While I go through the drawing process fairly quickly to allow for maximum spontaneity and to give myself space for unexpected card combinations, I know I am not ultimately looking into the cards for answers. As Hunter Oatman-Stanford outlines in his article for Mental Floss, “Tarot Mythology: The Surprising Origins of the World’s Most Misunderstood Cards,” despite stereotypes of divination and fortune-telling, “the ability of [the cards’] small, static images to illuminate our most complex dilemmas and desires” is the source of their true power.
Especially in the 20th century, new decks incorporate the number and symbol of each card into its illustration which adds a “strong narrative element [which] gives readers something to latch onto...it is relatively intuitive to look at a combination of cards and derive your own story from them.” These fixed, external objects become pivot points around which one may move to observe their own anxieties, insecurities, and desires as they manifest in different areas of their life. With that knowledge, I understand that, regardless of the card(s) chosen, there will be an emotional or intellectual reaction that will lead to a realization or recollection.
The Magician is Possibilities Revealed, the reminder that all new things require skill and faith.

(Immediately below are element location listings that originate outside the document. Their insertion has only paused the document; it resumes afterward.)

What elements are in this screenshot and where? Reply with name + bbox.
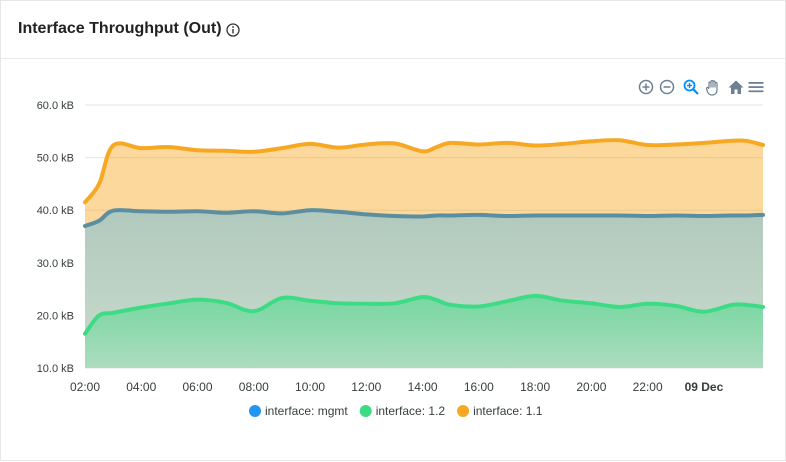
menu-icon[interactable] <box>747 78 765 96</box>
legend-item[interactable]: interface: 1.1 <box>457 404 543 418</box>
info-icon[interactable] <box>226 23 240 37</box>
x-tick-label: 02:00 <box>70 380 100 394</box>
x-tick-label: 09 Dec <box>685 380 724 394</box>
legend-item[interactable]: interface: mgmt <box>249 404 348 418</box>
y-tick-label: 20.0 kB <box>37 310 74 322</box>
x-tick-label: 20:00 <box>576 380 606 394</box>
pan-icon[interactable] <box>704 78 722 96</box>
zoom-in-icon[interactable] <box>637 78 655 96</box>
legend-item[interactable]: interface: 1.2 <box>359 404 446 418</box>
legend-label: interface: mgmt <box>265 404 348 418</box>
y-tick-label: 40.0 kB <box>37 205 74 217</box>
series-interface-1-2-line <box>83 293 765 336</box>
series-interface-1-1-line <box>83 138 765 205</box>
y-tick-label: 50.0 kB <box>37 153 74 165</box>
panel-title: Interface Throughput (Out) <box>18 20 222 37</box>
legend-marker <box>359 405 372 417</box>
series-mgmt-line <box>83 208 765 228</box>
y-tick-label: 10.0 kB <box>37 363 74 375</box>
x-tick-label: 10:00 <box>295 380 325 394</box>
y-tick-label: 30.0 kB <box>37 258 74 270</box>
legend-marker <box>249 405 261 417</box>
x-tick-label: 08:00 <box>239 380 269 394</box>
legend-marker <box>457 405 470 417</box>
series-interface-1-2-area <box>85 295 763 368</box>
x-tick-label: 06:00 <box>183 380 213 394</box>
x-tick-label: 16:00 <box>464 380 494 394</box>
x-tick-label: 14:00 <box>408 380 438 394</box>
series-interface-1-1-area <box>85 140 763 368</box>
legend-label: interface: 1.1 <box>473 404 543 418</box>
legend-label: interface: 1.2 <box>376 404 446 418</box>
panel-header: Interface Throughput (Out) <box>1 1 785 59</box>
zoom-selection-icon[interactable] <box>682 78 700 96</box>
series-mgmt-area <box>85 210 763 368</box>
x-tick-label: 22:00 <box>633 380 663 394</box>
x-tick-label: 12:00 <box>351 380 381 394</box>
x-tick-label: 04:00 <box>126 380 156 394</box>
x-tick-label: 18:00 <box>520 380 550 394</box>
zoom-out-icon[interactable] <box>658 78 676 96</box>
y-tick-label: 60.0 kB <box>37 100 74 112</box>
reset-home-icon[interactable] <box>727 78 745 96</box>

With self-confidence, willpower, and discipline, one’s own capacity to speak and manifest their desires becomes the breeding ground for promising new ideas and creations.
In this way, I can meditate on The Magician, for example, and see a multitude of connection emanating from the ideas held in the card.

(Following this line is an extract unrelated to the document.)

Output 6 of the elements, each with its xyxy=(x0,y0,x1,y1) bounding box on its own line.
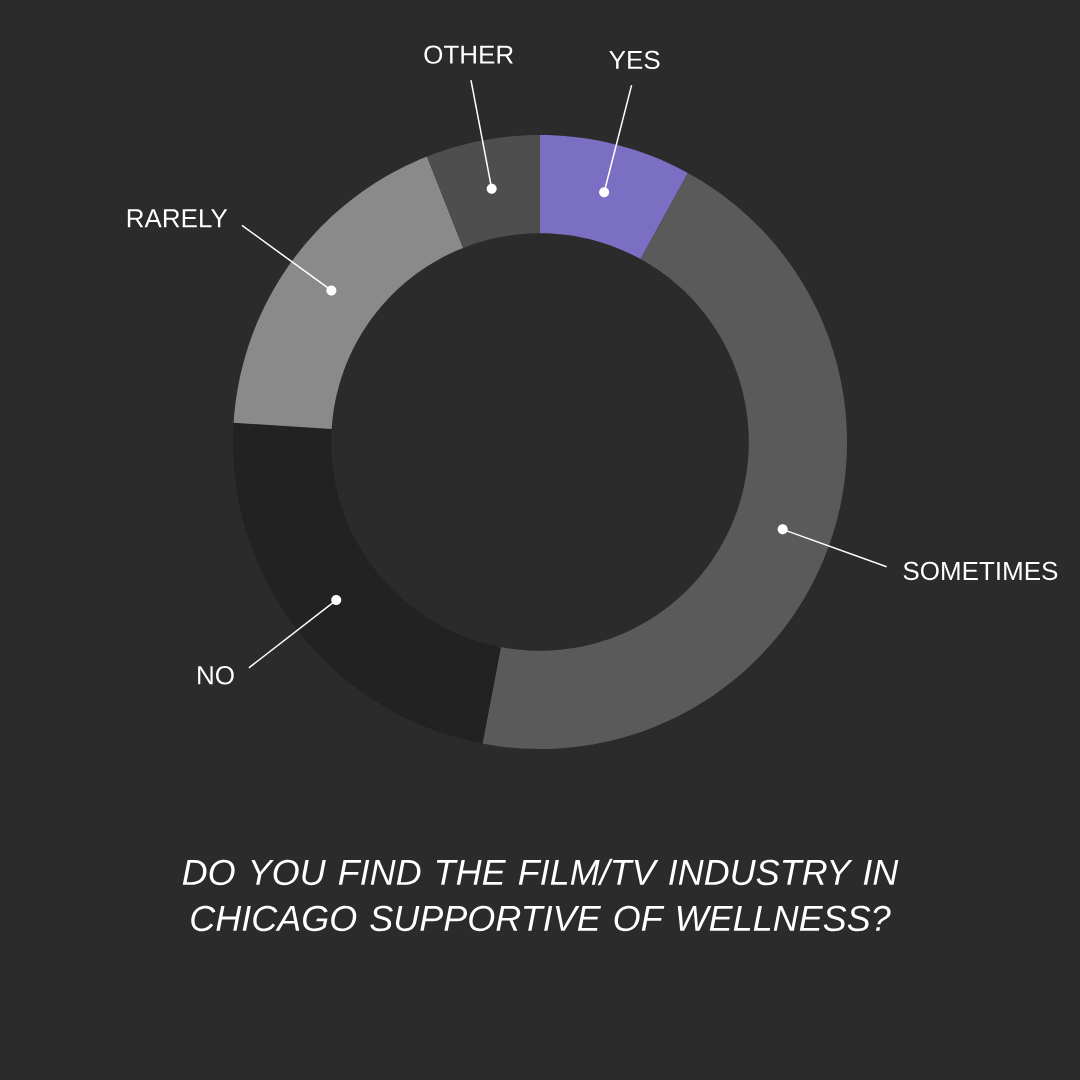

There is my having finished my first semester of college during which I learned new ways of being that I did not have the capacity to know where possible. They reaffirmed the intuition that catalyzed my initial leap of faith when I believed that New York was the place in which I could be subject to and participate in intense, necessary, beautiful growth, on both a collective and individual level.
There is the transition of attention to different aspects of my life which call for a continued commitment to sitting in discomfort and embracing being wrong for the sake of broadening perspective. There is a necessity for remembering how that practice has been and will continue to be vital.

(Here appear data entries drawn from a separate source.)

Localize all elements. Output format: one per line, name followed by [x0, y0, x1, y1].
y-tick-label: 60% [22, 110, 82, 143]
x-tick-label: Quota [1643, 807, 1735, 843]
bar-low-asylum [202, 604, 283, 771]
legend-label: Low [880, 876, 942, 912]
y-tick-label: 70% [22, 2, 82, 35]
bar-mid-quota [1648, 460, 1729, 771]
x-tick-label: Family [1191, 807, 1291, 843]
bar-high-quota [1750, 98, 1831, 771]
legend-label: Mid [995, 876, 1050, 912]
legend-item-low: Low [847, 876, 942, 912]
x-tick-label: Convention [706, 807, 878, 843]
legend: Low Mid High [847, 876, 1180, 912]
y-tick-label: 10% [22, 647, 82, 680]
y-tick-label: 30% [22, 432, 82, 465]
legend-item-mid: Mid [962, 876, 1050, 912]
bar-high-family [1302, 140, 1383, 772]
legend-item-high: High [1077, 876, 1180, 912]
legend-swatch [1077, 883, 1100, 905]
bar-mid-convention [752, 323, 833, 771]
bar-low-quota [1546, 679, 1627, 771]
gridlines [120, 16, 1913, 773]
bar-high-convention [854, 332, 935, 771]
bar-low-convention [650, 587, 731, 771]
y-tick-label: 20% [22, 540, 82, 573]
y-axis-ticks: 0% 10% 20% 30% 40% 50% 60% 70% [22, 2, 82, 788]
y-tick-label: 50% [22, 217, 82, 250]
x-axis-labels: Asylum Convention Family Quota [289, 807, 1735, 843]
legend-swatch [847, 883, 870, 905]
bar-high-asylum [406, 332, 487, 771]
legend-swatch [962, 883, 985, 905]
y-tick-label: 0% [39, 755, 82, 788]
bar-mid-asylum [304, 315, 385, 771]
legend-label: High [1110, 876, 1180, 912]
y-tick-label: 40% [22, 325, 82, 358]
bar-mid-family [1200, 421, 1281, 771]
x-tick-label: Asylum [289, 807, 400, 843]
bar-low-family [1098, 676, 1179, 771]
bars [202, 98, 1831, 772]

There is the new found joy in trusting my artistic instincts as I discover the motivation behind different impulses as I become aware of different belief systems and witness their intersections, divergences, and continued mysteries.
And, among all the other examples I could list, there is my deciding to write this column. My hope is for it to become a space where I can intertwine information about the history of tarot with a demonstration of my own practice. Each piece will be based on a card whose meaning will serve as an intersection between a part of the cards’ past and my present understanding of where those themes and ideas are acting on me in the present.
However, I have to have faith here as 2019 will be the first full year in which Tarot is a part of my life. I, too, am still in the early stages of learning all the different forms in which it has appeared across history and the intricacies of my own practice. The faith is that there will be many things to write and learn as well as people who will come on this exploration with me (that is you, dear reader!), and that my own present ignorance in some areas will allow my knowledge in others to become more prominent as I strive for a balance between wanting to know and understanding the impossibility of knowing all.
My skill will be my curiosity and determination to present what I find through embodied, experiential, and academic research, as well as what I know already. Since I know there are individuals much more knowledgeable than I concerning tarot’s past and present, I count on having moments of doubt (I already have while writing this first article) in which I feel unqualified to write this. Yet, and I hold this as a just as important understanding, I know that the way I will combine all of these things in each of these pieces will be a new combination of the old knowledge.